The plaza is comprised of several smaller, disparate public spaces, each managed by separate agencies, from the City of Providence, its parks commission, and the state’s transportation agency, RIPTA. “There’s not one client to work for at Kennedy Plaza. Each section has a different group overseeing it,” said Powers. “A lot of calves have to be herded if you want to get some kind of unified plan. There’s never been a single entity that could hire someone to redo the whole thing.”
Courtesy Union Studio
“RIPTA’s plan doesn’t do the more subtle things a more nuanced space could have done,” said Powers. “The important thing is that the buses are gone. Now that space can be used for other things. They’re making a blank canvas out of that space. That won’t prevent what we’ve designed from being eventually implemented.” He hopes the city can continue with the larger plan without losing its ambitious goals. “What has frustrated some is the new design seems to have been done independently of what else has been going on,” said Powers.
“Our master plan shows eight to ten specific spaces with eight to ten scenarios of use. The plaza was designed to house all those kinds of uses with a variety of intensities from active to passive.” On the bus mall site, the master plan shows a formal garden around a fountain called Judicial Square, a space for farmers markets and community gatherings called Market Square, and Civic Plaza in front of City Hall with a restaurant. “We broke the bus mall into several spaces, designing through program rather than physical space,” said Powers.

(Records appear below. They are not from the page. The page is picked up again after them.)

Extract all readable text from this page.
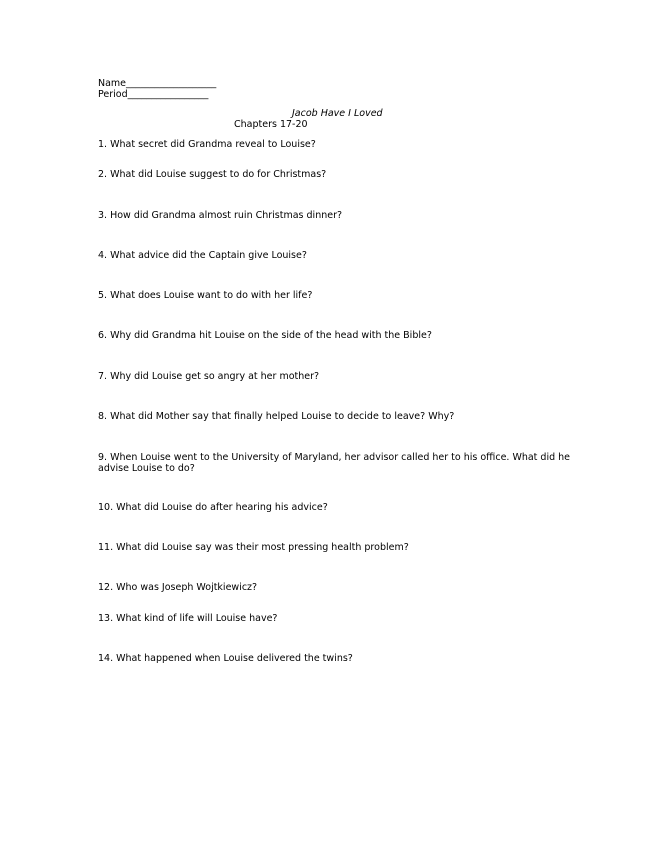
Name___________________
Period_________________
Jacob Have I Loved
Chapters 17-20
1. What secret did Grandma reveal to Louise?
2. What did Louise suggest to do for Christmas?
3. How did Grandma almost ruin Christmas dinner?
4. What advice did the Captain give Louise?
5. What does Louise want to do with her life?
6. Why did Grandma hit Louise on the side of the head with the Bible?
7. Why did Louise get so angry at her mother?
8. What did Mother say that finally helped Louise to decide to leave? Why?
9. When Louise went to the University of Maryland, her advisor called her to his office. What did he advise Louise to do?
10. What did Louise do after hearing his advice?
11. What did Louise say was their most pressing health problem?
12. Who was Joseph Wojtkiewicz?
13. What kind of life will Louise have?
14. What happened when Louise delivered the twins?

Ultimately, the future of Greater Kennedy Plaza will be in the hands of the city’s next mayor, to be elected this fall. “We hope the next mayor shares our vision,” said Powers. “I’d like to think enough momentum has gathered that a new mayor wouldn’t stop the effort. A number of candidates have expressed interest in the project.” Even with that uncertainty, change is needed at the site. “Currently, Kennedy Plaza is so difficult, unkempt, and even a little threatening. It’s not a pleasant experience.”